Poster Presentation 12th Australian Peptide Conference 2017

Identification of neuropeptide homologues in animal venoms using hidden markov models (#174)

Helen Mendel 1 , Paul Alewood 1 , Markus Muttenthaler 1
  1. Institute for Molecular Bioscience, University of Queensland, St. Lucia, QLD, Australia

Venom peptides have proven to be a very rich source for novel drugs leads and invaluable research tools, helping to dissect physiological functions of many human receptors and elucidating the biological mechanisms underlying diseases. Neuropeptides are present throughout the animal kingdom and several have been found in animal venoms including oxytocin and insulin. Neuropeptides are implicated in many diseases and the identification of novel neuropeptide sequences in animal venoms will not only broaden our understanding of animal venom composition, but could lead to novel research tools as well as drug leads. 

Here we present a novel bioinformatics workflow that searches in-house as well as publicly available animal venom transcriptomes for novel neuropeptide sequences. We used profile Hidden Markov Models to search venom transcriptomes including amongst others snakes, spiders, centipedes and cone snails. Integration of tools such as SignalP, NeuroPred and CD-HIT allow for deeper mining and accurate downstream annotation.

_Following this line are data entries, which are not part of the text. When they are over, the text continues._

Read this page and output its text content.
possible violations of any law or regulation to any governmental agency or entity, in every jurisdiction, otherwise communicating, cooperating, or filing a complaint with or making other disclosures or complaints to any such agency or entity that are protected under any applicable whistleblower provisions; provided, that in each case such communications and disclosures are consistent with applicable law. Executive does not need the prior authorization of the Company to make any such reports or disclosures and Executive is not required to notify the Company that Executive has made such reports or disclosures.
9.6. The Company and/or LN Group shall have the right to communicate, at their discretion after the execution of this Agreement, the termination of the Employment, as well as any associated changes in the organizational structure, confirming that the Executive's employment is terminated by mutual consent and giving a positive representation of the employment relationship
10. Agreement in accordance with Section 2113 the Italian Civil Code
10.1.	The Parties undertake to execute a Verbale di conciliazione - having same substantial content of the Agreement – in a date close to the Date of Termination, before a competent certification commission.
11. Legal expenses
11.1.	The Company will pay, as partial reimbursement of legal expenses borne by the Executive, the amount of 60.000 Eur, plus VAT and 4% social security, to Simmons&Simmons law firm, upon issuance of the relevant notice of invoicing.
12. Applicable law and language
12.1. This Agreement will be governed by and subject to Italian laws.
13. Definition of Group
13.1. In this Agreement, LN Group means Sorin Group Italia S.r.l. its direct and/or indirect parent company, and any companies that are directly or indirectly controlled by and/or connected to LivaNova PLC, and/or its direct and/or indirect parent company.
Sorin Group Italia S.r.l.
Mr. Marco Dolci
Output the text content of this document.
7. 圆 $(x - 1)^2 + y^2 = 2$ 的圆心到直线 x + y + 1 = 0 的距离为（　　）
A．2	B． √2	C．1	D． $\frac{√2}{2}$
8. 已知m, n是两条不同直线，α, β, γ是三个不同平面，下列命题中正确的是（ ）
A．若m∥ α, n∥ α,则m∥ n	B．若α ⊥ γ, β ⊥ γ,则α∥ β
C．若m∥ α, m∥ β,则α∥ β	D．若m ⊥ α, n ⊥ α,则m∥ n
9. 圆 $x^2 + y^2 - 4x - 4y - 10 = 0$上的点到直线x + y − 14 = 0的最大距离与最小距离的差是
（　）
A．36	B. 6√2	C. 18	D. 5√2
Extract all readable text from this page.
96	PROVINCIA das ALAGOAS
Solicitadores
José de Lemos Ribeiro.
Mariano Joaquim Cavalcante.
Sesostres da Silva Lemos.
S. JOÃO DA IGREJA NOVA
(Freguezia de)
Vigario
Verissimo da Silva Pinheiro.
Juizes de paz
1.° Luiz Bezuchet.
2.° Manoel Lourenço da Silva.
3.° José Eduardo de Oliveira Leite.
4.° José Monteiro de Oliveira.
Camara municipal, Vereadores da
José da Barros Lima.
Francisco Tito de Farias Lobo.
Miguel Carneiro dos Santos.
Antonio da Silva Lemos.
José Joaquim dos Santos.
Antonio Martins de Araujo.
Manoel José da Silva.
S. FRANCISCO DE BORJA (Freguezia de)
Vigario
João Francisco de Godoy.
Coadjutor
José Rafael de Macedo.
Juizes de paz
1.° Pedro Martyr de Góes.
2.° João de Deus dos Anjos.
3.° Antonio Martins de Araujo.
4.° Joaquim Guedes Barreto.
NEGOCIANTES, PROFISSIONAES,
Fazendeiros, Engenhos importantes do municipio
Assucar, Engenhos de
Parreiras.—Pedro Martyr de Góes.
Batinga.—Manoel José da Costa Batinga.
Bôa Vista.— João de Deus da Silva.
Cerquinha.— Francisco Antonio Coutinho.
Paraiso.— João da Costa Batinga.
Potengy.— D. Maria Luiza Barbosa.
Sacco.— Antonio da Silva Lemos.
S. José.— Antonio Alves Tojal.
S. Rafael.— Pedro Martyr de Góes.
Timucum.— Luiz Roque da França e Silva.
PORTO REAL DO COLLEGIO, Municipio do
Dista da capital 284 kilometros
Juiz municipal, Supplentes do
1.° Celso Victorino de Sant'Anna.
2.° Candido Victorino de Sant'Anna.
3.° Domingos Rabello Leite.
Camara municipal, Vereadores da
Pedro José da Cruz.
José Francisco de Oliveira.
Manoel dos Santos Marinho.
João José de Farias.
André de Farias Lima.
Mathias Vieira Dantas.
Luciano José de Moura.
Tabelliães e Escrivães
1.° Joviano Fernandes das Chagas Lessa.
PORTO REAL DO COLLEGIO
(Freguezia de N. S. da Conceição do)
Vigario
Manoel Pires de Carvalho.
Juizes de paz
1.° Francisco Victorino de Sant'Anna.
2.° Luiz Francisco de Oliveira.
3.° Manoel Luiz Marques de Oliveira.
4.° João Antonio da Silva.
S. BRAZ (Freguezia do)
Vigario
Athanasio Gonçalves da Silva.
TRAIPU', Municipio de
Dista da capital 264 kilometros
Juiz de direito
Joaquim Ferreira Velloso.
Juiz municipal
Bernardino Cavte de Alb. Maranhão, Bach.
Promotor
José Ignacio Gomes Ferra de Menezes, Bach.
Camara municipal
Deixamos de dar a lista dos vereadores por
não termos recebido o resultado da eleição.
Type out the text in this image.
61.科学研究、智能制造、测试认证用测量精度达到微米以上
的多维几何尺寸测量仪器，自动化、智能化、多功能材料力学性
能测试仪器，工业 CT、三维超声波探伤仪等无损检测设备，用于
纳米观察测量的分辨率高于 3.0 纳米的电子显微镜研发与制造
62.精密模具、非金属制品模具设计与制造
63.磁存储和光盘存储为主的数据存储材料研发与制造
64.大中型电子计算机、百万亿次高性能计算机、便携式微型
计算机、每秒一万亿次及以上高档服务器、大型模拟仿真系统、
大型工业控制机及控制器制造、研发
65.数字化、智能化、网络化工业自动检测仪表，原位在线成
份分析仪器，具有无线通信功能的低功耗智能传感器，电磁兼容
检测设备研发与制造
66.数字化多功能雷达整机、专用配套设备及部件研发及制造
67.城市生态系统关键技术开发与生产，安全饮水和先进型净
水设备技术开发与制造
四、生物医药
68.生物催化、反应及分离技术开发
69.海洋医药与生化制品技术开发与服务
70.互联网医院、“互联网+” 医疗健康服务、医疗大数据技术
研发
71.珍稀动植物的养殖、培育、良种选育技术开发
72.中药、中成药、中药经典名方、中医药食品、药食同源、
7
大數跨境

A systematic search for neuropeptides in animal venoms has not been done before. The initial workflow identified novel oxytocin and insulin sequences from 18 cone snail venom transcriptomes, providing the proof-of-concept. Automation and upscaling of that workflow has allowed identification of neuropeptide sequences homologous to human sequences from centipedes, spiders and snakes, in addition to cone snails. The current bioinformatics workflow provides a very cost-effective animal venom neuropeptide discovery tool.